Mash up the tuna a good bit. I use a dinner fork for this and keep it pretty informal, although getting to small pieces is important. My mom, from whom I learned the basics of this recipe, used to dice the hell out of her tuna fish with a chopping knife resembling a single-handed mezzaluna, which served to eradicate most traces of fishiness but also took out some of the texture and flavor. I no longer opt not to go that far, although you certainly can. Still, you want to break up the tuna well, because the interlacing of the ingredients is important.
Next, add the mayo. I have settled on a ratio of four tbsp mayonnaise to seven oz tuna, which creates the flavor mix and texture that makes the salad satisfying, if not as indulgent as the heavy mayo approach I used to use. It keeps the saturated fat to a reasonable level, too. Mix thoroughly.
Once tuna and mayonnaise are integrated, the supplemental items can be added.

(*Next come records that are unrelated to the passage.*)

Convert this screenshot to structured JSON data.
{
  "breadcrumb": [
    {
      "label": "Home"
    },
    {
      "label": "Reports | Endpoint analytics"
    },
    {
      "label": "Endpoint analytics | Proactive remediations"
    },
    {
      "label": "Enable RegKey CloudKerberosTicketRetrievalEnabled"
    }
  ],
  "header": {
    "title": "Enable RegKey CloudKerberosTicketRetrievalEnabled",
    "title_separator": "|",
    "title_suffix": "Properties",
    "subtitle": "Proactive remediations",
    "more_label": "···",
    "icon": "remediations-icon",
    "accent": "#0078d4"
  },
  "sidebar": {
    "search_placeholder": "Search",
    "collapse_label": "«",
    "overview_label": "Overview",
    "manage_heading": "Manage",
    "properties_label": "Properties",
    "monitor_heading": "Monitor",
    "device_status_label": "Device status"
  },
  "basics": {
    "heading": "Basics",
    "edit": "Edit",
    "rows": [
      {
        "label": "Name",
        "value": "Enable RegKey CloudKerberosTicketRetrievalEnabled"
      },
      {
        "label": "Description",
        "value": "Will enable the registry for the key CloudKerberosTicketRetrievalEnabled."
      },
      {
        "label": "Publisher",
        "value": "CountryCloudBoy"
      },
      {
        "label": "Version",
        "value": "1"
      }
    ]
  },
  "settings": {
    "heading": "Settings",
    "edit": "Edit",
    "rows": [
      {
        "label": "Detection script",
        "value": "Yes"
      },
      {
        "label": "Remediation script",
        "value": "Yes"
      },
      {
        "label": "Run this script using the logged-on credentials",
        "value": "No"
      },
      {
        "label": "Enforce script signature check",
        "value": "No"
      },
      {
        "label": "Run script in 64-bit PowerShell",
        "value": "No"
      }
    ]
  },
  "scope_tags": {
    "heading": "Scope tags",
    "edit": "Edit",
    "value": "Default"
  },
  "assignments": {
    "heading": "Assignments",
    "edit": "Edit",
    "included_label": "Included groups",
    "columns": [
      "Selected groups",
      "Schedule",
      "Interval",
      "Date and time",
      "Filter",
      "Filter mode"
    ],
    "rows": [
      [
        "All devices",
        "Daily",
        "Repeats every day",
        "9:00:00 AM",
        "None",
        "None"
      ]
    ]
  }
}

Fresh dill is my go-to now; it provides a great herbal counterpoint to the main ingredients. Onion and pepper are flavor enhancers that add depth to the mix, unlike the top note that the dill provides. I’ve been using a sprinkle of onion powder from the spice rack. Minced onion also seems to work, as would fresh onion, also finely chopped and mixed in. A couple twists of fresh ground pepper pair well with the fresh dill although any pepper will do.
Celery is a nice final note because it adds a great textural counterpoint to the sponginess of the tuna. I put in a half-stalk, diced into small but not minuscule pieces, although with the addition of the dill I don’t find it as important as I used to.
Finally, chill the tuna salad, then serve. This part has not changed: tuna is, in this cook’s opinion, best at its coldest. Good tuna salad is equally satisfying atop a green salad or in a sandwich, though this riff on Jewish-deli tuna salad deserves a matching bread to show off: rye, pumpernickel, challah or a bagel. Top with lettuce and serve. Eppes essen.